Over de Zending.
In het Nederlandsch Zendingsjaarboekje voor het jaar 1911 vinden we o. a. de volgende opgave:
Gereformeerde Zendingshond,
opgericht 6 Februari 1901. Gevestigd te Utrecht.
Voorzitter: Dr. J. D. de Lind van Wijngaarden, Putten; Secretaris: Ds. G. H. Beekenkamp, Delft, Brab. Turfmarkt 76; Penningmeester: Ds. H. A. Heijer te Renkum.
Lidmaatschap f 1.— per jaar. Periodieke geschriften, : Alle den Volcke (maandblad).
De a. s. Zendelingen worden opgeleid aan de Nederlandsche Zendingsschool te Rotterdam.
Geldmiddelen: kapitaal f19000. De Bond heeft tot dusverre nog geen Zendeling afgevaardigd; er is thans éen in opleiding.
Zending der Geref.
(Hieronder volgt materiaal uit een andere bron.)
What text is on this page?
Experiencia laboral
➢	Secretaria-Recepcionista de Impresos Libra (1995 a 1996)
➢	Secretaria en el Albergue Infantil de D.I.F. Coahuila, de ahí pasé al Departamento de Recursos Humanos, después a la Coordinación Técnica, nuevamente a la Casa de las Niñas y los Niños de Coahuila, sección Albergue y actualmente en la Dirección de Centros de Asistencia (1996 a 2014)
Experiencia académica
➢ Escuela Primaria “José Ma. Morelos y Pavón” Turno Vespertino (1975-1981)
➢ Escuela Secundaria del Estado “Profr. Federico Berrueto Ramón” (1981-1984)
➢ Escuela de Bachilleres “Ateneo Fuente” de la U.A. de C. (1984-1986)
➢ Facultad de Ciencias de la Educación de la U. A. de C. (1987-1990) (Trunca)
Kerken in Nederland,
adres: Ds. H. Dijkstra te Smilde.
Deze Zending staat onder de leiding der Kerkelijke vergaderingen en van hare deputaten ad hoc. Op de onderscheidene zendingsterreinen wordt zij uitgevoerd door plaatselijke Kerken met steun van naburige Kerken. Ieder lid der Kerk wordt geacht hierbij uit kracht van zijn lidmaatschap te moeten medewerken. !
De opleiding der Zendelingen („Missionaire dienaren des Woords") is dezelfde als die der predikanten in het Vaderland, terwijl bovendien door hen een examen moet worden afgelegd in de missionaire vakken.
Periodieke geschriften :
Het Zendingsblad — Maandblad f 0.48 per jaar, oplaag 34000 ex.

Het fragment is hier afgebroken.